Durante esta semana se está celebrando la Campaña contra el Hambre en
el mundo. La organización eclesial, Manos Unidas, realiza múltiples actividades
públicas con el fin de sensibilizar a la ciudadanía de los países enriquecidos
sobre el problema principal y mayoritario de la población del planeta, el hambre
en el mundo. Cuando la cifra de las víctimas de esta plaga que golpea a la
humanidad asciende a millones de personas, que mueren cada año, y su muerte se
produce como consecuencia del desigual reparto de la riqueza, de la posesión
acaparadora de los medios de producción por parte de unos pocos y de la
explotación injusta de los recursos de la tierra inherente al sistema económico
capitalista, entonces sí que estamos encontrándonos con los resultados de una
verdadera arma de destrucción masiva que ningún poder hegemónico del mundo
quiere indagar en serio, ni cuestionar en lo profundo.
James Morris, Director del Programa Mundial de Alimentos de Naciones Unidas,
denunciaba recientemente que cerca de 800 millones de personas, de las cuales
300 son niños, sufren hambre crónica y más del doble de esa cifra padece
malnutrición. Más de la mitad de las muertes de niños menores de cinco años está
provocada por la falta de alimentos o la malnutrición. Pero estas muertes no se
producen por falta de recursos, no son atribuibles a "causas naturales". Existen
suficientes recursos para alimentar adecuadamente a toda la humanidad, ya que se
produce de modo global el 150% de las necesidades proteínicas. El hambre en el
mundo es la consecuencia directa de las políticas económicas. Se puede decir que
«los alimentos tienen un valor estratégico y los mercados alimentarios son un
arma de destrucción masiva» (Nicholson). En la actualidad el comercio mundial se
sigue realizando bajo unas condiciones que sólo favorecen a los países ricos y a
las grandes multinacionales agroalimentarias. La Organización Mundial del
Comercio, sometida al dictado de los grandes y convertida en adalid de las
políticas neoliberales, pretende asegurar el crecimiento y el uso óptimo de los
recursos por medio de liberalizaciones asimétricas que fracasan estrepitosamente
a la hora de garantizar unos mínimos de existencia digna a las poblaciones de
los países empobrecidos.
«El capitalismo consiste en un estado de guerra permanente en el que el
hambre triunfa sin tregua sobre el hombre» (Alba Rico). Es una verdad
escandalosa la afirmación de Jon Sobrino cuando dice que la pobreza es la forma
de violencia más duradera y es también la violencia que se comete con mayor
impunidad, pues si bien ante holocaustos, masacres y genocidios hay tribunales
internacionales de justicia, no los hay, sin embargo, ante la crucifixión del
continente latinoamericano o ante el expolio del continente africano. Con
Ignacio Ellacuría se puede hablar de los “pueblos crucificados” para denunciar
la pobreza estructural, generadora de hambre, de miseria y de muerte que
aniquila a países enteros y a grandes masas de población en el Tercer Mundo.
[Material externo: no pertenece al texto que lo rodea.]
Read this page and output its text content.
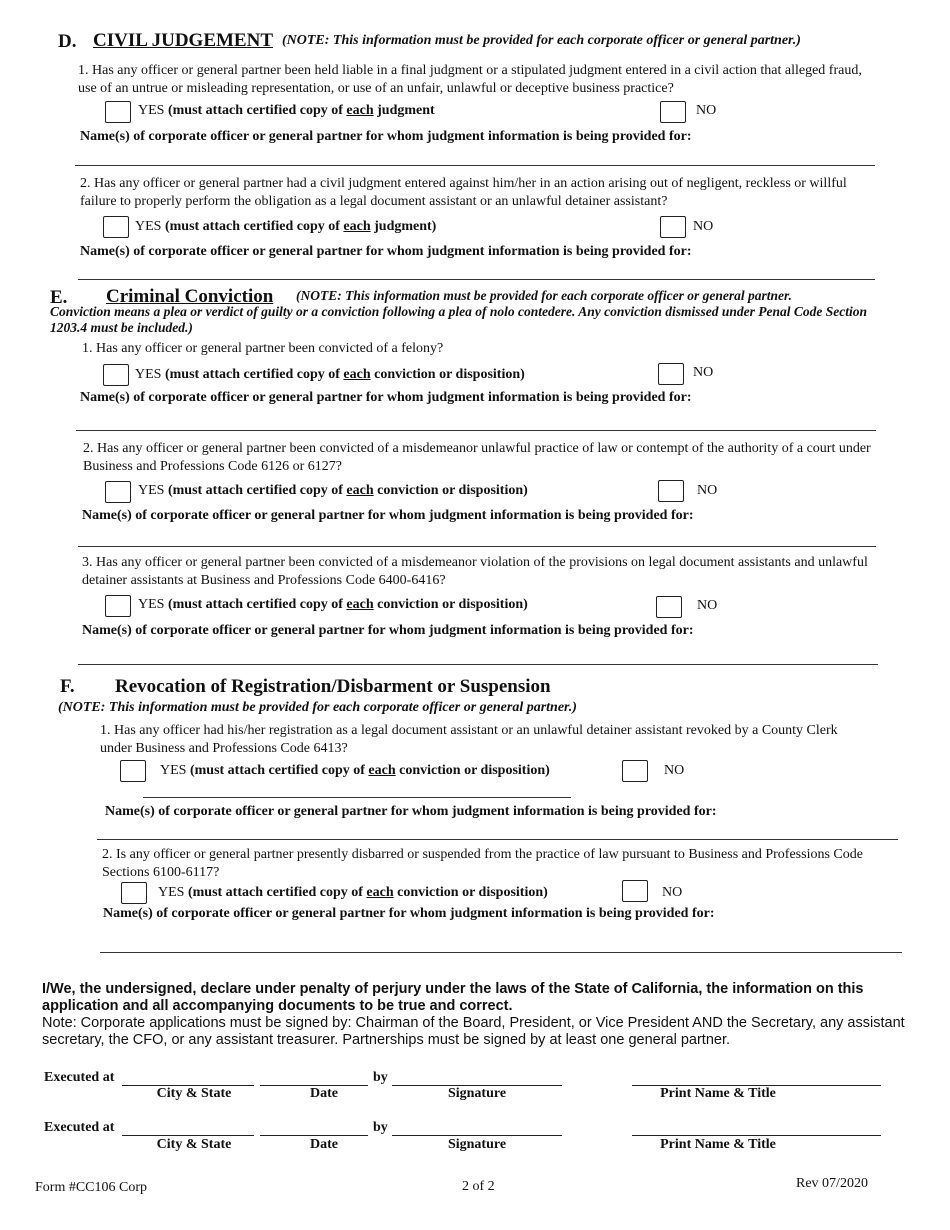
D. CIVIL JUDGEMENT (NOTE: This information must be provided for each corporate officer or general partner.)
1. Has any officer or general partner been held liable in a final judgment or a stipulated judgment entered in a civil action that alleged fraud, use of an untrue or misleading representation, or use of an unfair, unlawful or deceptive business practice?
YES (must attach certified copy of each judgment	NO
Name(s) of corporate officer or general partner for whom judgment information is being provided for:
2. Has any officer or general partner had a civil judgment entered against him/her in an action arising out of negligent, reckless or willful failure to properly perform the obligation as a legal document assistant or an unlawful detainer assistant?
YES (must attach certified copy of each judgment)	NO
Name(s) of corporate officer or general partner for whom judgment information is being provided for:
E. Criminal Conviction (NOTE: This information must be provided for each corporate officer or general partner.
Conviction means a plea or verdict of guilty or a conviction following a plea of nolo contedere. Any conviction dismissed under Penal Code Section 1203.4 must be included.)
1. Has any officer or general partner been convicted of a felony?
YES (must attach certified copy of each conviction or disposition)	NO
Name(s) of corporate officer or general partner for whom judgment information is being provided for:
2. Has any officer or general partner been convicted of a misdemeanor unlawful practice of law or contempt of the authority of a court under Business and Professions Code 6126 or 6127?
YES (must attach certified copy of each conviction or disposition)	NO
Name(s) of corporate officer or general partner for whom judgment information is being provided for:
3. Has any officer or general partner been convicted of a misdemeanor violation of the provisions on legal document assistants and unlawful detainer assistants at Business and Professions Code 6400-6416?
YES (must attach certified copy of each conviction or disposition)	NO
Name(s) of corporate officer or general partner for whom judgment information is being provided for:
F. Revocation of Registration/Disbarment or Suspension
(NOTE: This information must be provided for each corporate officer or general partner.)
1. Has any officer had his/her registration as a legal document assistant or an unlawful detainer assistant revoked by a County Clerk under Business and Professions Code 6413?
YES (must attach certified copy of each conviction or disposition)	NO
Name(s) of corporate officer or general partner for whom judgment information is being provided for:
2. Is any officer or general partner presently disbarred or suspended from the practice of law pursuant to Business and Professions Code Sections 6100-6117?
YES (must attach certified copy of each conviction or disposition)	NO
Name(s) of corporate officer or general partner for whom judgment information is being provided for:
I/We, the undersigned, declare under penalty of perjury under the laws of the State of California, the information on this application and all accompanying documents to be true and correct.
Note: Corporate applications must be signed by: Chairman of the Board, President, or Vice President AND the Secretary, any assistant secretary, the CFO, or any assistant treasurer. Partnerships must be signed by at least one general partner.
Executed at	by
City & State	Date	Signature	Print Name & Title
Executed at	by
City & State	Date	Signature	Print Name & Title
Form #CC106 Corp	2 of 2	Rev 07/2020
¿A qué tribunal se puede pedir cuentas de los cuarenta
millones de seres humanos que anualmente mueren de hambre o de enfermedades
relacionadas con el hambre? Cuando todo esto está sucediendo me pregunto si no
es una ironía oír discursos grandilocuentes en defensa de la libertad, de la
seguridad, de la vida y de la compasión, en los primeros foros políticos de las
sociedades opulentas del sistema capitalista. No olvidemos que en la
comparecencia ante el Hijo del Hombre todos oiremos: “…porque tuve hambre y no
me disteis de comer”.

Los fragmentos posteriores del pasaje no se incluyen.